The lawyers who work with him, Hawkins said, “are not only the best collection of appellate lawyers in Texas, but I think it’s the best collection of appellate lawyers anywhere in the country. The people on my team can go toe to toe against the best appellate shops in Big Law, the best appellate boutiques in Washington, D.C.”
That robust staffing also may help explain why Hawkins can move quickly to the head of the pack when it comes to filing influential state amicus briefs. The process by which state SGs decide who gets to write them is a first-come, first-served sort of thing, Hawkins said.
“When the Supreme Court grants a case, I can email Dan Schweitzer if we want to take the lead and say, ‘Hey, we’re calling dibs on this,’” Hawkins said. “And then Dan will tell other states, ‘Hey, Texas has called this one.’”
In addition to all the high-profile cases Hawkins is juggling, he has some lesser-known but important cases on his docket as well. His next oral argument, set for April 21, will be in Texas v. New Mexico, a hoary dispute over the states’ usage of the water of the Pecos River that dates back to the Pecos River Compact of 1948. It comes under the Supreme Court’s “original jurisdiction,” invoked when states sue each other.
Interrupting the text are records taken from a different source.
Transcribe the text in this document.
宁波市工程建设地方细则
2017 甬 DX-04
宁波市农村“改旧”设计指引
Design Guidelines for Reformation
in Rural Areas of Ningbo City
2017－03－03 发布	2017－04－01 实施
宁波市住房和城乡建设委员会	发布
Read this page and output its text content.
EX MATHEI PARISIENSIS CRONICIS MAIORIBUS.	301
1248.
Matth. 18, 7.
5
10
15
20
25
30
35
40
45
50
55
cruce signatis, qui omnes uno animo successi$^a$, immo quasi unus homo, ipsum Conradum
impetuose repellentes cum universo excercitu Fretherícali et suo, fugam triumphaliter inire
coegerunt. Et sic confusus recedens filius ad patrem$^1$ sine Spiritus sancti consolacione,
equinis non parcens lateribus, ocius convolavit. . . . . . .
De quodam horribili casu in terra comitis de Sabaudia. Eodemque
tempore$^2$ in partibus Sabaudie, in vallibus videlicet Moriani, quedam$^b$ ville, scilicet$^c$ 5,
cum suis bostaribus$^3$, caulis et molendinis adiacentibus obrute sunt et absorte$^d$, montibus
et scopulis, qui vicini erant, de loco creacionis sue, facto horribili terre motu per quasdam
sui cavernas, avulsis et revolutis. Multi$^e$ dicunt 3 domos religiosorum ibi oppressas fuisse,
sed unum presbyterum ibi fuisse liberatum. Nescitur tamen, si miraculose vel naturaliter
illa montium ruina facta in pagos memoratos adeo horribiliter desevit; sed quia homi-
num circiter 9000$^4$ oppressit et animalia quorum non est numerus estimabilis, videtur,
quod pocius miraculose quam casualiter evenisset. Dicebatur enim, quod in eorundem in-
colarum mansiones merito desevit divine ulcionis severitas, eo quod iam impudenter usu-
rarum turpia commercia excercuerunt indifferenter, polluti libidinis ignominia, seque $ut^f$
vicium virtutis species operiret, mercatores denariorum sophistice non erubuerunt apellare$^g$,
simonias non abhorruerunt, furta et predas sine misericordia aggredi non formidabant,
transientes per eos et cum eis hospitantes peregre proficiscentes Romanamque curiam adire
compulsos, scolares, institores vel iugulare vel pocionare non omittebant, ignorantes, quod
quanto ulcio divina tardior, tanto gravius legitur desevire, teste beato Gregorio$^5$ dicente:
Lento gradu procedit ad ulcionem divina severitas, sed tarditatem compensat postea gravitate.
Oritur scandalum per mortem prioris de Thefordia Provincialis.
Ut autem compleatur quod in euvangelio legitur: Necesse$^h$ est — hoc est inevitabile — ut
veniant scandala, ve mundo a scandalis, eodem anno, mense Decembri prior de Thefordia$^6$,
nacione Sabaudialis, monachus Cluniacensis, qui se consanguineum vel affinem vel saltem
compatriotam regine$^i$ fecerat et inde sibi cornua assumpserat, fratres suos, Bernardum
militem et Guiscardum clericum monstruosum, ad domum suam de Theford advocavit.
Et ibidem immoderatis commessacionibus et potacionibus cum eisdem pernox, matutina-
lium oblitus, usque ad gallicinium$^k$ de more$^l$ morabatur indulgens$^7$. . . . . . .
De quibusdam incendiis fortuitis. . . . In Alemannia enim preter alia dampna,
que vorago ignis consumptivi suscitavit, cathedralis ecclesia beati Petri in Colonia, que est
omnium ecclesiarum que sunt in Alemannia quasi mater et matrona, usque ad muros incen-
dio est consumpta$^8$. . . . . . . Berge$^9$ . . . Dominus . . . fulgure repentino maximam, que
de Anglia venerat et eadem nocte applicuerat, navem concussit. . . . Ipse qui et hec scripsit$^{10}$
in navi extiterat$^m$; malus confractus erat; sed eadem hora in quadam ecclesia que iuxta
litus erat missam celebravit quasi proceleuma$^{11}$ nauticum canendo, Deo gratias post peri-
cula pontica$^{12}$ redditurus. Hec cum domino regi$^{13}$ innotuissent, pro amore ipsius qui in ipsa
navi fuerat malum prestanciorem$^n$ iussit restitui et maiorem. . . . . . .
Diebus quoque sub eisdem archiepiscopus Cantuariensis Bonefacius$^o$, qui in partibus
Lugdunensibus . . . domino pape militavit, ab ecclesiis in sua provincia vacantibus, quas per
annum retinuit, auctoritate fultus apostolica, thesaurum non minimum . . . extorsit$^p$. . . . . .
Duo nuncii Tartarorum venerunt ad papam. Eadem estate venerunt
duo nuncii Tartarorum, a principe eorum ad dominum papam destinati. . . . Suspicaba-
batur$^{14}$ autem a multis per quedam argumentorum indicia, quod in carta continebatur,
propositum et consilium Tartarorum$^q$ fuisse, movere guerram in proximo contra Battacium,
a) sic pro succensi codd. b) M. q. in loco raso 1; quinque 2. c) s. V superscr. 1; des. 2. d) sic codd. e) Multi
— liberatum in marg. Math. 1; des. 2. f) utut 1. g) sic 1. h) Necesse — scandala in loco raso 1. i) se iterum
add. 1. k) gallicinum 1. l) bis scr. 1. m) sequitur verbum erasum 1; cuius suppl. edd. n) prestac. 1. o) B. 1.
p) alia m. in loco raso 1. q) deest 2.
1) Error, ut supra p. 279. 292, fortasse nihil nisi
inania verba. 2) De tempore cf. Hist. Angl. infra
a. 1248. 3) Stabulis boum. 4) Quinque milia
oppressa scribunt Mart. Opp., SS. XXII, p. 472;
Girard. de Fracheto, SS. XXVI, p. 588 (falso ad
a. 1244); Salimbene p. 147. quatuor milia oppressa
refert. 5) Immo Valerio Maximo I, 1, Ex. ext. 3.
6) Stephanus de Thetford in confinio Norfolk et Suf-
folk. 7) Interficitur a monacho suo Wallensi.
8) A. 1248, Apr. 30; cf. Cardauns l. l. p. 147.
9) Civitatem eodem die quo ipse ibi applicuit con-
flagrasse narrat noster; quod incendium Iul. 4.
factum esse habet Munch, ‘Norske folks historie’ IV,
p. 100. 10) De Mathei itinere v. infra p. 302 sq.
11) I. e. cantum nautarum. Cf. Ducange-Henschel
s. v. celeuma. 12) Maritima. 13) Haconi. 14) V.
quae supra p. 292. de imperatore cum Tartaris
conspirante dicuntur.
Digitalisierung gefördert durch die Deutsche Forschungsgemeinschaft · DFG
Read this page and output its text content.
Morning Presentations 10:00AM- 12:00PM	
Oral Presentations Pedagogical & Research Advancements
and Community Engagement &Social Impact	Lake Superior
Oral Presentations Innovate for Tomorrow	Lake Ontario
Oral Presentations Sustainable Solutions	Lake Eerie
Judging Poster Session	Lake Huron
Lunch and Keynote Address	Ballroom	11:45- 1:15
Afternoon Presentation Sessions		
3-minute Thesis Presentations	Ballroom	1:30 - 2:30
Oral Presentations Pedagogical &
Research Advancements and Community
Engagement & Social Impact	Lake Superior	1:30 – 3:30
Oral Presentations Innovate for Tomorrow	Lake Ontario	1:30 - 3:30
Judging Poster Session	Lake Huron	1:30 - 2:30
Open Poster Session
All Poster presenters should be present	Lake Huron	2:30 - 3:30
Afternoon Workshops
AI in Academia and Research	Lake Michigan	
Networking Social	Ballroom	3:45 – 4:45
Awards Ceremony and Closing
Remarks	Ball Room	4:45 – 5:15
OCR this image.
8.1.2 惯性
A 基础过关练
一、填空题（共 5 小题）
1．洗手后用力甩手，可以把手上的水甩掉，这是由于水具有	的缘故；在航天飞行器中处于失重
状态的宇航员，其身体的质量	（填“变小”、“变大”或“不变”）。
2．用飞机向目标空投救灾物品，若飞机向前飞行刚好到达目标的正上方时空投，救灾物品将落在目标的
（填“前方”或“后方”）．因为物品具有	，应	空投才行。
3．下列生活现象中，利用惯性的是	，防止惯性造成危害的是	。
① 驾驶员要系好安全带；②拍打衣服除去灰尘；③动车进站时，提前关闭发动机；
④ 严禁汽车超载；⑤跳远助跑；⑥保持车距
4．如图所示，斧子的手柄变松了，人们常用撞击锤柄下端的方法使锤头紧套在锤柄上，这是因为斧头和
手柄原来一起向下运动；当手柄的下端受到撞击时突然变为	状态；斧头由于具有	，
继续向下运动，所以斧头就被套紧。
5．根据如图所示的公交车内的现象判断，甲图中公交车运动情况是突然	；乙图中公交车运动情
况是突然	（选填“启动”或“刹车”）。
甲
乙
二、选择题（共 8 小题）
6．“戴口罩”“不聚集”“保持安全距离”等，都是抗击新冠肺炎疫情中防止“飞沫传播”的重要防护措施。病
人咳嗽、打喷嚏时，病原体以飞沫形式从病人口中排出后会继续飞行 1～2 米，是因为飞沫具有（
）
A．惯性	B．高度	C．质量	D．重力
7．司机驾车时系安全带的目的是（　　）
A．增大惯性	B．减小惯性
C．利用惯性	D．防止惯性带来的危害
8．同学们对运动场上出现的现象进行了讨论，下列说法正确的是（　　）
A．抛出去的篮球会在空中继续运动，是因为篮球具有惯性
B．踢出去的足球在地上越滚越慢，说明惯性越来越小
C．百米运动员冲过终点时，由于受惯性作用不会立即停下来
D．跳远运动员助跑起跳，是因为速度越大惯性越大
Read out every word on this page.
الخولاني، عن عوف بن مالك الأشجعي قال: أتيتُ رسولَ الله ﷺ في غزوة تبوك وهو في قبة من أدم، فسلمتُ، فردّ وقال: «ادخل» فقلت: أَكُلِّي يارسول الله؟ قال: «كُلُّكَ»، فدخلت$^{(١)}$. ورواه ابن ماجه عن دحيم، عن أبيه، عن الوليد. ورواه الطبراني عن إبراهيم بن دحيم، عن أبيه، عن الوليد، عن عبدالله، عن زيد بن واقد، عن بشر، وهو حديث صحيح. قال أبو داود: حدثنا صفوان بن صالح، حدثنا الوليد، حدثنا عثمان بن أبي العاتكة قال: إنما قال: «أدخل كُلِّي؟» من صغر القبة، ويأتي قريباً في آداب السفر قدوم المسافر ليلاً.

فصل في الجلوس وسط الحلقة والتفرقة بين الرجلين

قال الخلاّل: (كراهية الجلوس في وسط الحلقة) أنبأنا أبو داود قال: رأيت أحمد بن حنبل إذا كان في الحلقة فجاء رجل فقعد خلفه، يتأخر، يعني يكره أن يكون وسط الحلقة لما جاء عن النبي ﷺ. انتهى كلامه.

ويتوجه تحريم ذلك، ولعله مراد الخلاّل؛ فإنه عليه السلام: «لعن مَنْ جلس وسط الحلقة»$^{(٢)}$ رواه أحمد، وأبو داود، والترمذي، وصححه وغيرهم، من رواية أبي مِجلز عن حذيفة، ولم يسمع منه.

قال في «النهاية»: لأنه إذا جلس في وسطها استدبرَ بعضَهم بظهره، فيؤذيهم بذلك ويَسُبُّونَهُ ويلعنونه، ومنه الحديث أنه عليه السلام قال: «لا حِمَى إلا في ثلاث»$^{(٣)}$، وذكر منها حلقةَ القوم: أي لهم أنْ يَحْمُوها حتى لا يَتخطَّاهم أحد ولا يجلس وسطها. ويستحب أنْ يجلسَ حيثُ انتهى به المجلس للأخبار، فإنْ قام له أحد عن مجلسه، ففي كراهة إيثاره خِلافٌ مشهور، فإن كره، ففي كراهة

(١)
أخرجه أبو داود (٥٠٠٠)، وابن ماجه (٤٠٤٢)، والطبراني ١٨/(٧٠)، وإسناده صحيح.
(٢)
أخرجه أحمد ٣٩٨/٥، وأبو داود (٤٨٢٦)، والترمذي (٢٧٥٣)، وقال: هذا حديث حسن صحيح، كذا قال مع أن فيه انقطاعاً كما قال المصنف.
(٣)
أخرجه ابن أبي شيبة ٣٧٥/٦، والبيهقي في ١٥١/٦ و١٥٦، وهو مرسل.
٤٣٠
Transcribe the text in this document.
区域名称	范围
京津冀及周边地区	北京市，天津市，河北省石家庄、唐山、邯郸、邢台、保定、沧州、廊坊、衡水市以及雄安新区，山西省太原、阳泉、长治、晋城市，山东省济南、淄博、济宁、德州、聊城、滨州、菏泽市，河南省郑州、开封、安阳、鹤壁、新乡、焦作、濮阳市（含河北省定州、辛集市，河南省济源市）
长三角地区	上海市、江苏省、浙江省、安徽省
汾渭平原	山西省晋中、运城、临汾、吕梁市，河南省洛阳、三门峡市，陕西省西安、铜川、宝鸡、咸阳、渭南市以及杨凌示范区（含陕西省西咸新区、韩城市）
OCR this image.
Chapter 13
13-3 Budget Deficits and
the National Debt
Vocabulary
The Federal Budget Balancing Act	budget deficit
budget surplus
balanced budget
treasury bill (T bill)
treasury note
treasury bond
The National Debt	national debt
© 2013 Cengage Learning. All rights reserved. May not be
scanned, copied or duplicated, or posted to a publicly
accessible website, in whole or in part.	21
Hawkins launched another novel “original” Supreme Court case in February against California, challenging its law that prohibits official travel of state employees to states that are deemed discriminatory against LGBTQ people. California added Texas to its list of 10 states in that category after Texas passed a law allowing faith-based foster care and adoption agencies to decline placements that violated their religious beliefs. The other states have not challenged the California law at the Supreme Court.
“This is a pressing national question that the Supreme Court needs to take up and resolve,” Hawkins said, asserting that the California law could exacerbate the growth of what he calls the “Balkanized States of America.”
His briefs tend to lean toward the Trump agenda, but Hawkins insists he is an equal opportunity litigator. “We’ve sued the Trump administration a number of times in a number of different areas. If the EPA engages in rulemaking or engages in adjudication that we deem irresponsible in Texas, we sue. It doesn’t matter if it’s President Obama, President Trump or somebody else. We sue.”